Nicolas G. Hayek beantwortet die Frage hier (um 10:32): "ein Künstler, der kreativ neue Ideen, neue Reichtümer erzeugen kann, bringen kann, der ein Macher is, der realisiert, nicht nur schwätzt die ganze Zeit, sondern realisiert, macht, und der in der Lage ist, die Menschen um ihn herum so zu motivieren, mit viel Liebe, Emotion und Intelligenz, daß sie alle die innovative Fähigkeiten die uns angeboren sind - wir haben sie alle, von Geburt an - benützen können und immer neue Innovationen und neue Reichtümer schaffen."

Nicolas G. Hayek answers the question "what is a good entrepreneur?": "An artist who can produce, who can bring in a creative manner new ideas, new wealth, who is a doer, who makes, not just talks the entire time, who makes and is able to motivate the people around him, with much love, emotion and intelligence, so that they can all use the innovative abilities that we are born with - we all have them from our birth on - and always create new innovations and wealth."

lundi 21 septembre 2009

Classic Foucault vs. Chomsky (1971) Revisited

Chances are you've already seen this great debate. Chomsky believes in context-independent norms and Foucault doesn't, i.e. for Foucault norms are historical creations and for Chomsky norms are universal constants of natural reason. What does this imply? Uncertainty in Chomsky's world appears to be lower than in Foucault's world. You could in theory plan out political change in the first, but not in the second, because when norms are merely human creations getting somewhere is something that keeps unpredictably modifying the reference system which tells you where you are.

Now it is clear that meaning emergence occurs naturally all the time in and around us. But it is also clear that there are limits to the applicability of this model. The meaning of events changes over time, but not necessarily in the radical manner Foucault suggests. In fact, meaning typically emerges through gradual learning. Learning implies there is something out there you adapt to, and that reality doesn't adapt to you. But as Foucault would have it, social reality is something that you make up in the course of deconstructing inherited institutions, i.e. past fictions. If reason and learning are reduced to imagination and making up fictions, universal norms will appear as over-stretched fiction-empires, a territory ripe for fragmentation and colonization by unforeseeable forces, by individuals beyond present-day classifications and analysis. The old ways we see things need to be opened up by the new things we do.

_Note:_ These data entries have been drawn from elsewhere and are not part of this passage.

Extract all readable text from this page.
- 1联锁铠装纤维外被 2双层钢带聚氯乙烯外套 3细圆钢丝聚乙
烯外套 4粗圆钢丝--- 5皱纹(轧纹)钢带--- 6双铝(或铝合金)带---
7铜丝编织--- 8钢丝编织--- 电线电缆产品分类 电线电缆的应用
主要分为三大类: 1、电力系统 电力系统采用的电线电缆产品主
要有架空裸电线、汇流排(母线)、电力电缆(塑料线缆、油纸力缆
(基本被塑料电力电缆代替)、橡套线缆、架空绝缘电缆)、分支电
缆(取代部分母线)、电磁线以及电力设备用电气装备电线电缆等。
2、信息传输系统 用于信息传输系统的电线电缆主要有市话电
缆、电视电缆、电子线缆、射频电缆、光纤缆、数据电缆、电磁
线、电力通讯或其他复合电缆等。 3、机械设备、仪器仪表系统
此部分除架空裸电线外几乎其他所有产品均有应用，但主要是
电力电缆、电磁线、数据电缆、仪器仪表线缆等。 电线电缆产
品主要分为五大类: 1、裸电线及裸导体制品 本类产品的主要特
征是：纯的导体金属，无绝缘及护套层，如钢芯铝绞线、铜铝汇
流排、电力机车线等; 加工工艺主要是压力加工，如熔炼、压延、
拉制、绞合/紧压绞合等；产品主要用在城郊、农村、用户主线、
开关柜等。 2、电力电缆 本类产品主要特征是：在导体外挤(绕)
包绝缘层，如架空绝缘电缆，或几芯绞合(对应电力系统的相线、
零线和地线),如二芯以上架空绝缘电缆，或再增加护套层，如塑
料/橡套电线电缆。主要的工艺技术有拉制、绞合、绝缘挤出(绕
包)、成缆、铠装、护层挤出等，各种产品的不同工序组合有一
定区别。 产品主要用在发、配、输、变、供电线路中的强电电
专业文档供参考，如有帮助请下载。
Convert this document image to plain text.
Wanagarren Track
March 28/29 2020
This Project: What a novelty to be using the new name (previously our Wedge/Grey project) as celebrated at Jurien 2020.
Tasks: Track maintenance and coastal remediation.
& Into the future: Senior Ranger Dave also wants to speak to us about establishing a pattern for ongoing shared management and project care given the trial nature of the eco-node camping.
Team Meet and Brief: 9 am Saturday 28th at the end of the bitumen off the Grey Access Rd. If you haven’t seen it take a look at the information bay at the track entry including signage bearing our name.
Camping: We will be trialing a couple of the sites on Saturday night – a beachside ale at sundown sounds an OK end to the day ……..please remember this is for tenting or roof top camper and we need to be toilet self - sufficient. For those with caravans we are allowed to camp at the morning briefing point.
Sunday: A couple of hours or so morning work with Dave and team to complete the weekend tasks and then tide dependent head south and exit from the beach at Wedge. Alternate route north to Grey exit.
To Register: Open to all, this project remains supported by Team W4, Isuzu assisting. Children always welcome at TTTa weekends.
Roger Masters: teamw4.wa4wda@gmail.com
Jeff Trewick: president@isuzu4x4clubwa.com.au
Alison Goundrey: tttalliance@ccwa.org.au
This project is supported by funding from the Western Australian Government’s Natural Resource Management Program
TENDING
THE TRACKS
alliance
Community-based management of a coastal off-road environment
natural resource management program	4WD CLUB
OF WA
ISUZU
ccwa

Foucault's thinking isn't far from the idea of creative destruction. Right now the concept applies nicely to what's going on in the dying world of print media and to the emerging ways of looking at the internet-economy. Entrepreneurs are going at it and figuring ways out to become sustainable as they forge ahead. The process operates on the assumption that the whole thing will eventually end up making sense, even if we can't exactly figure out how right now.